Le Canada partage plusieurs priorités soulignées dans le Plan d'action d'Hanoï de l'ASEAN -- depuis la
libéralisation du commerce jusqu'à l'amélioration du respect des droits de la personne, en passant par la lutte aux
effets profondément néfastes de la criminalité transnationale -- et nous espérons travailler avec vous pour les
réaliser. Ensemble, nous chercherons des méthodes polyvalentes, ciblées et assez souples pour tenir compte des
besoins particuliers des membres de l'ASEAN pris individuellement. Voir les économies de l'ASEAN se
redresser a été encourageant, mais il reste à s'attaquer aux conséquences sociales de la crise. Le Canada
continuera de consacrer des ressources à cet effet, afin de s'assurer que le redressement sera durable.
Le Canada offre déjà une aide considérable à l'ASEAN dans les domaines prioritaires du développement : au
total, 97 millions $ ont été alloués en programmes bilatéraux et régionaux en 1998-1999. Cette somme est de plus
en plus utilisée sous des formes novatrices qui reflètent les nouveaux besoins, les nouvelles réalités et les
nouvelles priorités de l'ASEAN. À ce sujet, certains d'entre vous sont sûrement au courant du colloque de
formation qui a eu lieu ici même, à Singapour, plus tôt ce mois-ci et qui a été coorganisé par les gouvernements
de Singapour et du Canada. Il a rassemblé des hauts fonctionnaires de l'ASEAN et du Canada, y compris le chef
de la fonction publique du Canada à la retraite depuis peu. Le colloque avait pour but de renforcer la capacité
régionale de traiter les problèmes du secteur public dans le contexte économique actuel. Dans le même ordre
d'idées, il y a ici, à Singapour, des cours de formation très courus, financés et donnés par le Canada. Il s'agit de
cours d'anglais langue seconde très utiles aux fonctionnaires du Vietnam, du Laos et du Cambodge.
J'aimerais également souligner brièvement quelques-uns des autres domaines de collaboration innovateurs et
efficaces qui ne reçoivent pas toujours l'attention qu'ils méritent :
• Le Canada va nommer cette année un nouveau conseiller financier régional, qui sera posté dans notre haut-commissariat à Singapour et qui s'occupera de tous les pays de l'ASEAN;
• Le Canada finance de nouveaux efforts conjoints visant à améliorer la gestion publique et à renforcer la capacité
au Cambodge, au Timor oriental, en Indonésie et au Laos;
• Dans le cas du Timor oriental, nos efforts d'aide au développement vont de pair avec nos contributions visant à
améliorer la situation de la sécurité. Nous contribuons à UNAMET et appuyons les efforts déployés par les
Évêques catholiques pour promouvoir la réconciliation communautaire.

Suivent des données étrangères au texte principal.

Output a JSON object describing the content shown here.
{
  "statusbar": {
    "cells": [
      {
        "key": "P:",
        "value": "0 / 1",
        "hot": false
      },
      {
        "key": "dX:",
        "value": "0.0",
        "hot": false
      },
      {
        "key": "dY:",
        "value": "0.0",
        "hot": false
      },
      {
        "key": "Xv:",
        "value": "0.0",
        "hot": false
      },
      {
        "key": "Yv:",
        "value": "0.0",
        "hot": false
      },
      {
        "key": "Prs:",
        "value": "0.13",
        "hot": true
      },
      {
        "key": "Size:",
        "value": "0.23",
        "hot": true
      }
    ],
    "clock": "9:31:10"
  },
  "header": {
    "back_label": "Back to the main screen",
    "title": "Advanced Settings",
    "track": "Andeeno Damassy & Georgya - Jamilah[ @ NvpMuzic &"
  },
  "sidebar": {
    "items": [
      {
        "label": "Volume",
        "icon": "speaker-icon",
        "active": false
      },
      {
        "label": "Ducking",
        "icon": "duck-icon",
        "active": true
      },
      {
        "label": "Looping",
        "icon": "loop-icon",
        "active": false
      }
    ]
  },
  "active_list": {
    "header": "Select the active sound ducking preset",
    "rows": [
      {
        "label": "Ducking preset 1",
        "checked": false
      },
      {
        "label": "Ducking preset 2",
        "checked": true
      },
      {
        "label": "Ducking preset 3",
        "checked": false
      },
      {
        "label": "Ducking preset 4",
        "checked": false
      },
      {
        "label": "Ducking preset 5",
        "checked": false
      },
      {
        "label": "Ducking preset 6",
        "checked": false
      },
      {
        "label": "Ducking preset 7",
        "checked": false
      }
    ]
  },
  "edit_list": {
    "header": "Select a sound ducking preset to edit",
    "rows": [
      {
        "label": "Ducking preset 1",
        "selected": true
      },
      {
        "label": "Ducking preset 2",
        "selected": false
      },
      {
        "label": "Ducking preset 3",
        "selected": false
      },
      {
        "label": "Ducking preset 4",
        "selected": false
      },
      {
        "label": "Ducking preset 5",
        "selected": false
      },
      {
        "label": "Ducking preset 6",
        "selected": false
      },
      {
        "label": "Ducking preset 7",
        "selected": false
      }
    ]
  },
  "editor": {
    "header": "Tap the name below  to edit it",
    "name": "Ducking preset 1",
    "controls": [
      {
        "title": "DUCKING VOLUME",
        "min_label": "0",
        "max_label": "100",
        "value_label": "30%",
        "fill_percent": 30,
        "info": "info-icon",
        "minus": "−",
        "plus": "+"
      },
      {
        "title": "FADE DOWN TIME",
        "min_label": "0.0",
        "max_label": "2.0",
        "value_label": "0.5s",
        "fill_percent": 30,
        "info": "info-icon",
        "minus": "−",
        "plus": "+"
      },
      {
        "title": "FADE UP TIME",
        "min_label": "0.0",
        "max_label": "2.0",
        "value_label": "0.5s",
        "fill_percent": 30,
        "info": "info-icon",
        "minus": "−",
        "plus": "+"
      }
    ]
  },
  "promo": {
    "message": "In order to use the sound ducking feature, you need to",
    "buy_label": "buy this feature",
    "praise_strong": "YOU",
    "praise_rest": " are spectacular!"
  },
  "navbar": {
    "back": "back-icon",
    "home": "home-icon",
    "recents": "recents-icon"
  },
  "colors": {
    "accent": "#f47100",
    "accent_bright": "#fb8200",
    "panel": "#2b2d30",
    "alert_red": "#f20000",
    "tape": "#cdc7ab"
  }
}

J'aimerais profiter de l'occasion pour souligner la présence du ministre des Affaires étrangères du Cambodge, M.
Hor, qui sera notre prochain coordonnateur de pays, et présenter mes félicitations au Cambodge qui s'est joint à
l'ASEAN. L'accession du Cambodge représente un moment historique pour l'ASEAN, et pas seulement parce
qu'elle rend beaucoup plus facile la logistique quant au choix des coordonnateurs de pays pour vos dix partenaires
du dialogue! Je me réjouis de la signature immédiatement après notre réunion aujourd'hui des lettres réciproques
marquant l'adhésion du Cambodge à l'Accord de coopération économique ASEAN-Canada.
Pour terminer, laissez-moi dire quelques mots de remerciement aux Philippines, notre coordonnateur du dialogue
actuel. Le Secrétaire aux Affaires étrangères, M. Siazon, et ses fonctionnaires ont été au premier plan de l'effort
international consenti pour éliminer les mines antipersonnel et ont été les bienvenus à la Conférence d'Ottawa de
1997 qui portait sur cette question. Voilà un autre aspect de la question de sécurité humaine -- un aspect qui influe
directement sur la vie de tous les jours de personnes dans la région et dans le monde -- et le Canada et l'ASEAN
ont de bonnes raisons d'en discuter. Les Philippines ont également été un partenaire très utile dans la recherche
de moyens visant à développer et à définir une relation Canada-ASEAN revitalisée. La relation facile que nous
avons développée à l'échelon des ministres et des fonctionnaires des Affaires étrangères est de bon augure pour
l'avenir. Nous espérons travailler avec les Philippines puis l'année prochaine, avec le Cambodge, et poursuivre
avec eux nos efforts de revitalisation. Ainsi, nous serons certains que le dialogue Canada-ASEAN sera à l'avenir,
comme il l'a été de plus en plus dans le passé, à l'image même de notre relation : élargi, riche et efficace.
Merci.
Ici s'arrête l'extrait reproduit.